E=mc² and the Sun
June 3, 2007
Roscoe, N.Y.
In response to last Thursday's blog entry I received an email from someone who contended that the Sun couldn't have been producing energy for more than 10,000 years.
Deriving the relationship between the sun's mass and its potential energy production is simple and fun because you get to use the most famous equation in physics.
According to the Wikipedia entry on the Sun, the Sun generates 1,370 watts of power per square meter of surface area at the earth's distance from the Sun.
The distance between the Sun and the earth is approximately 1.5 × 10^{11} meters. If you consider this distance as the radius (r) of a sphere, the surface of the sphere is 4πr^{2} or about 2.8 × 10^{23} square meters. That means the total radiated power of the Sun is 1,370 times that or about 3.9 × 10^{26} watts.
The watt is a unit of power equivalent to one joule of energy per second. (A joule is the energy expended by a force of one newton over one meter. A newton is the force required to accelerate a mass of one kilogram by one meter per second squared. The units of the newton are kilograms meters per second squared, and the units of the joule are kilograms meters squared per second squared.) Every second the sun produces energy of 3.9 × 10^{26} joules.
The Sun produces energy through a nuclear reaction. Two atoms of hydrogen fuse to form a helium atom. The slight loss in mass is converted to energy. This relationship can be quantified by the famous formula:

E=mc^{2}
where E is energy, m is mass, and c is the speed of light. The speed of light is about 300,000,000 meters per second, and the speed of light squared is 9 × 10^{16} meters squared per second squared. Divide the Sun's energy production by this value and you get about 4.3 × 10^{9} kilograms per second. (This figure roughly agrees with the Wikipedia entry that says "4 million tonnes" or 4 trillion kilograms of the mass of the Sun are converted to energy every second.)
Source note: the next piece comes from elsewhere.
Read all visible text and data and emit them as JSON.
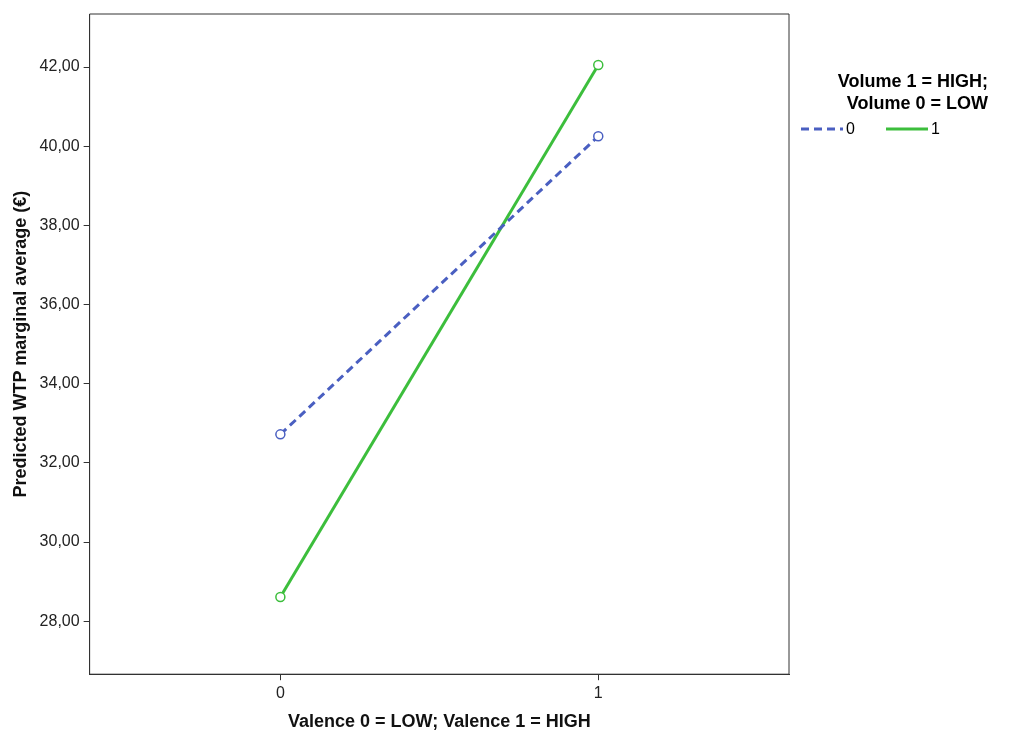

So, the Sun's mass is reduced by 4.3 × 10^{9} kilograms every second. That's 2.6 × 10^{11} kilograms per minute, 1.5 × 10^{13} kilograms per hour, 3.7 × 10^{14} kilograms per day, and 1.4 × 10^{17} kilograms every year.
The mass of the Sun is about 2 × 10^{30} kilograms, and a simple division by the rate of 1.4 × 10^{17} kilograms per year indicates that the Sun has enough mass to generate energy for 14,000,000,000,000 years. However, that figure assumes that all the mass of the Sun will be converted to energy, and that won't happen. The lifetime of the Sun in its main sequence is probably more like 10,000,000,000 years.
Over the past 10,000 years, the mass of the Sun has been reduced by about 0.00000007%.